Marquis Care residents, Albertina Kerr clients find common ground

Kerri Fiero had an idea about how to help the residents at Marquis Care in Oregon City, and the results have been so successful that she confesses to being overwhelmed that it is working out so well.

Looking at her residents, Fiero, the activity director at Marquis Care, realized that many of them had a real need to help others and to give back to the community where they were once a vital part.

So, last February she established a plan to connect residents with clients at Albertina Kerr, a nonprofit organization that provides a range of mental health services for children and also provides care and skills training for people with developmental disabilities. by: PHOTOS BY ELLEN SPITALERI - Pictured are Heidi, a client from Albertina Kerr, Kerri Fiero, activity director at Marquis Care, and Delphine, a client from Albertina Kerr.

“We have a community inclusion program for adults with developmental disabilities, and this partnership with Marquis Care gives our adults the opportunity to engage with the community and an opportunity to socialize, talk and share their stories,” said Amy Miner, marketing and communications manager for Albertina Kerr.

Now, two days a week, five to 10 Albertina Kerr clients come by bus to Marquis Care, and interact with about a dozen residents there, playing bingo, throwing horseshoes and engaging in other fun forms of recreation.

“This gives our residents something to look forward to and they are giving back to the community in a meaningful way. They get so excited — it is about friendship and sharing,” Fiero said.

And the Albertina Kerr clients get to come out, interact socially and build friendships as well, she added.

Forming a partnership

It all started because Fiero’s sister, Kathi Smith, is the program manager for the Clackamas County Albertina Kerr Community Inclusion Program in Oregon City. Fiero knew that all the funding had been cut for the Albertina Kerr program, and that left the clients there with no fun activities. She also knew that she had access to the Vital Life Foundation, a program formed by the Marquis and Consonus Foundation in 2008, that in part donates money to nonprofits through volunteer activities.

So Fiero’s idea was that the two organizations could form a partnership that would benefit everyone involved.

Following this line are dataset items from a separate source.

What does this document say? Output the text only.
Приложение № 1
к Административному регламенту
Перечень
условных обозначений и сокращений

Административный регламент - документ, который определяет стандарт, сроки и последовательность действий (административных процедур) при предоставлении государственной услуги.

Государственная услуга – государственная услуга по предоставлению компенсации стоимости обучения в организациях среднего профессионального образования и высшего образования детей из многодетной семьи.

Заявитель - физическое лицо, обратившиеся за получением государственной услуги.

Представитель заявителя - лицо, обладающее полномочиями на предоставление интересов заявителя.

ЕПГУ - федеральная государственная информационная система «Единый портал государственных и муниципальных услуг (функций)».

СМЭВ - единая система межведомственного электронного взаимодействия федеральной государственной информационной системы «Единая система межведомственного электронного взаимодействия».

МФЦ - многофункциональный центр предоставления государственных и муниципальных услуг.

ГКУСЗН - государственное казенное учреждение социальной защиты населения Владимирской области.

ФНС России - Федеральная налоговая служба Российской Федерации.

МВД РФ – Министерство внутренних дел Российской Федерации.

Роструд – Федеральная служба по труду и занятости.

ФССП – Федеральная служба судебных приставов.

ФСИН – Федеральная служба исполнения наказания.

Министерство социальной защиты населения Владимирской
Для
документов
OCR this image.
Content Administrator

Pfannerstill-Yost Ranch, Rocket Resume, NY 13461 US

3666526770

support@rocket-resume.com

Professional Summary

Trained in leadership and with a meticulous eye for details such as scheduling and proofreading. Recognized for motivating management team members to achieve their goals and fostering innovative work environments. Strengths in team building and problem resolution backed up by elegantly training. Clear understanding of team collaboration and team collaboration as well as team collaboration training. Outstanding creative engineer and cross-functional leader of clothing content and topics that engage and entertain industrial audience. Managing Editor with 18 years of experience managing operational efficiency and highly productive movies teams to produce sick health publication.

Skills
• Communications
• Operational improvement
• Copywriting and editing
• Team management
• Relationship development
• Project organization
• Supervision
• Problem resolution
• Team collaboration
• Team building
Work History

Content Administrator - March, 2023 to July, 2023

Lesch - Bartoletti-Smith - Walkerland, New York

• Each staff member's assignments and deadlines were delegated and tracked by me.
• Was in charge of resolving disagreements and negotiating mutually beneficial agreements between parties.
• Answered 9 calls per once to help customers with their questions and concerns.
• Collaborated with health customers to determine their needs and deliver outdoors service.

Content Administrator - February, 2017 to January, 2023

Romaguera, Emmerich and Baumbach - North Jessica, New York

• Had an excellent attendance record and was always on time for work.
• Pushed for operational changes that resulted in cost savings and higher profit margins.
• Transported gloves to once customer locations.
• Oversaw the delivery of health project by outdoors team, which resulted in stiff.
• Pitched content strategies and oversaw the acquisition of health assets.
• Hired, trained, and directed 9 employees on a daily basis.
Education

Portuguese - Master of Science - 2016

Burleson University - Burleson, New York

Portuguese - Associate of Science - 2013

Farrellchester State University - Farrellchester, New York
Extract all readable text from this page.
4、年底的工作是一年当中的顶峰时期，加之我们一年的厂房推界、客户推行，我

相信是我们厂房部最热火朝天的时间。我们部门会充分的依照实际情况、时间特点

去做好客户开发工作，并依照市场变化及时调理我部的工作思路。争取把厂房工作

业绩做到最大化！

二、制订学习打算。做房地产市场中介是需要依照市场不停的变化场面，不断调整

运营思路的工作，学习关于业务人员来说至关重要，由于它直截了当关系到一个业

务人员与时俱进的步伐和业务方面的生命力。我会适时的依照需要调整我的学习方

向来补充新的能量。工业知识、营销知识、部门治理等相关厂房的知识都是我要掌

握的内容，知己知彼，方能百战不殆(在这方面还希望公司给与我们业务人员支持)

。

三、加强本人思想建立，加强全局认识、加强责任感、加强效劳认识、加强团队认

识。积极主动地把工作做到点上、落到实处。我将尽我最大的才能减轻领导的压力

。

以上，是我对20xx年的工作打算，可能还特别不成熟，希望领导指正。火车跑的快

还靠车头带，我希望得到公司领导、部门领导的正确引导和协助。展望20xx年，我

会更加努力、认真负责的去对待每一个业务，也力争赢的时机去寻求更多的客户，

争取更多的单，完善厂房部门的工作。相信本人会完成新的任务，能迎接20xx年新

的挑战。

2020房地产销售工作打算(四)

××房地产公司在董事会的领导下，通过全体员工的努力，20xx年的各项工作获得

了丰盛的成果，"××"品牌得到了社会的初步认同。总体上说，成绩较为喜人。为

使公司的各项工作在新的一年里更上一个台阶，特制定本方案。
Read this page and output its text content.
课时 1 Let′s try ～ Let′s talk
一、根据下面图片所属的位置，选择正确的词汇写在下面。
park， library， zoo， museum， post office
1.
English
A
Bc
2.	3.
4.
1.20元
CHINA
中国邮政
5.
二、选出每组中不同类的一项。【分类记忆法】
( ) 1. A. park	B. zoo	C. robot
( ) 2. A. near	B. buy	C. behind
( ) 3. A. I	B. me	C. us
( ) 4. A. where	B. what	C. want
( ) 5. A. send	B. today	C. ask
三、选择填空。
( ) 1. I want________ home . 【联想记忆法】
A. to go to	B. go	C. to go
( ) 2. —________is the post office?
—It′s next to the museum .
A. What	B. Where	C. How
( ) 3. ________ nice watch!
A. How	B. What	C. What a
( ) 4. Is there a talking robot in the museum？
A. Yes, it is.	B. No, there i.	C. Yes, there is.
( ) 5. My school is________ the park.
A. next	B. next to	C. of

“Marquis has always given back to the community, so we formed the Vital Life Foundation as a vehicle for empowering our employees and residents who want to give back. We fund raise so we can give to schools or nonprofit organizations that are meaningful to our residents,” noted Mary Amick, foundation director.

She further explained that employees and residents earn $10 an hour for every hour they spend volunteering; when they get to 20 hours, the foundation writes a check for $200 to the nonprofit.

“When the organization verifies the hours, we send another check for $200, in the volunteer’s name. For every employee or resident volunteer, we match up to $1,000 per year, per person,” Amick added.

Miner noted that the Albertina Kerr organization will use the funds to provide services to children, adults and families in Oregon with developmental disabilities and/or mental health challenges.

Celebrating victories

The best thing about the partnership, noted Fiero’s sister, is that the Albertina Kerr clients enjoy building relationships, while learning life skills at the same time.

“They are learning that there are friends out there, and they learn so many skills, like etiquette, and even math skills through playing bingo. We base our program on goals, through individual support plans, and for some of our clients, their first goal is to go to Marquis Care,” Smith added.

“They celebrate one other’s victories and Kerri gives them tasks and leadership roles. They learn how to encourage one another; it is therapeutic recreation and it is fun,” Amick said. “The Albertina Kerr clients have goals to expand their lives, and they are learning to trust, to communicate and to take instruction. It is not just companionship, they are improving their quality of life.”

It is the individual success stories that warm Fiero’s heart. One young woman from Albertina Kerr wouldn’t speak when she first came to Marquis Care, she would only look down.

“Now she says ‘hi’ and is actually verbalizing words. She is also using words back at her group home; they are only little words here and there, but that’s big, for her,” Fiero said.

Another young woman first brought her dolls to Marquis Care and would only talk to them.

“Now she doesn’t bring the dolls; she doesn’t need them,” Fiero said. “She wants to come here and talk to her friends.”

She had to use a kind of reverse psychology on one client, Fiero said. “She was a high-functioning client, but she refused to do anything for herself. So I put her with someone she has to help and it’s going really well. She will actually help two or three of the residents with projects — that is giving her motivation.”

These small steps show her that the program is beneficial to both groups, Fiero said, adding, “We have happier people, and they have happier people.”